Post by EarthScienceguy »

[Replying to DrNoGods in post #67]
Hmmm ... let's check the math out on this. If the uplift is 2.5 cm/year (0.025 m/yr) and erosion is 0.003 m/year, you'd have a net movement rate of 0.025 - 0.003 = 0.022 m/yr (a positive number). In 60 million years that would be a net uplift of 1.32e6 m = 1,320 km!. Something is grossly out, obviously but using your numbers the uplift rate is 8.3x the erosion rate, so Everest would not be eroded away and instead would tower over everything else on Earth.
I am not saying that Mt. Everest should not be there. I am saying that there are Marine fossils on top of Mt. Everest and they should not be there because of the erosion rate of Everest should have eroded them away long ago.

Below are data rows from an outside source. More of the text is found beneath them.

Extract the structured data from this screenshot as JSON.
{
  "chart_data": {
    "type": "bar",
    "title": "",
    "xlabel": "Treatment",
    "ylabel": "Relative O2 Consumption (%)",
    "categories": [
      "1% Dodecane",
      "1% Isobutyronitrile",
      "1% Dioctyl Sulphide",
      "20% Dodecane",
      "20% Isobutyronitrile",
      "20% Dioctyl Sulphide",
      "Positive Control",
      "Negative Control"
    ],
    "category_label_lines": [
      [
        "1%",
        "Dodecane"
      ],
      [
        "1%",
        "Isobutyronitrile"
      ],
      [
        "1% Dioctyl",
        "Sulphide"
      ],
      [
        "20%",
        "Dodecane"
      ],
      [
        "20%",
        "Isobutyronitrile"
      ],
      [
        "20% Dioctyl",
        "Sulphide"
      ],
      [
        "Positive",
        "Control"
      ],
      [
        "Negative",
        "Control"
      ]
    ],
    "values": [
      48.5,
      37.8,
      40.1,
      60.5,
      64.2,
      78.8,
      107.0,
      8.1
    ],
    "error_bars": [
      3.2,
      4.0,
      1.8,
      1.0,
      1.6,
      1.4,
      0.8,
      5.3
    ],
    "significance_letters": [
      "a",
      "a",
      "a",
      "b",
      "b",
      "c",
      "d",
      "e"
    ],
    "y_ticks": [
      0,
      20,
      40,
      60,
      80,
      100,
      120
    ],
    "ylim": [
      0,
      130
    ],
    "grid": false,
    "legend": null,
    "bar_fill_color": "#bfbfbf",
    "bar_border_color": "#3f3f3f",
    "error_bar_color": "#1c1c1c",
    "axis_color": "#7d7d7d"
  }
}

From the oceans of water bound up in ringwoodite of course! If that explanation can be used for where Noah's flood water came from, it should be on the table for any other hypothesis that needs a ridiculously large and unfeasible source of H2O. That's "creation science" after all.
There is no such thing as Creation Science. There is theistic cosmology. Because we are only talking about a difference in the assumption at creation.
Are you claiming that uranium-238, potassium-40, and thorium-232 are not stable isotopes? This is big news ... better alert these people:
Nope, are you claiming that ore of Uranium and thorium does not give off radiation?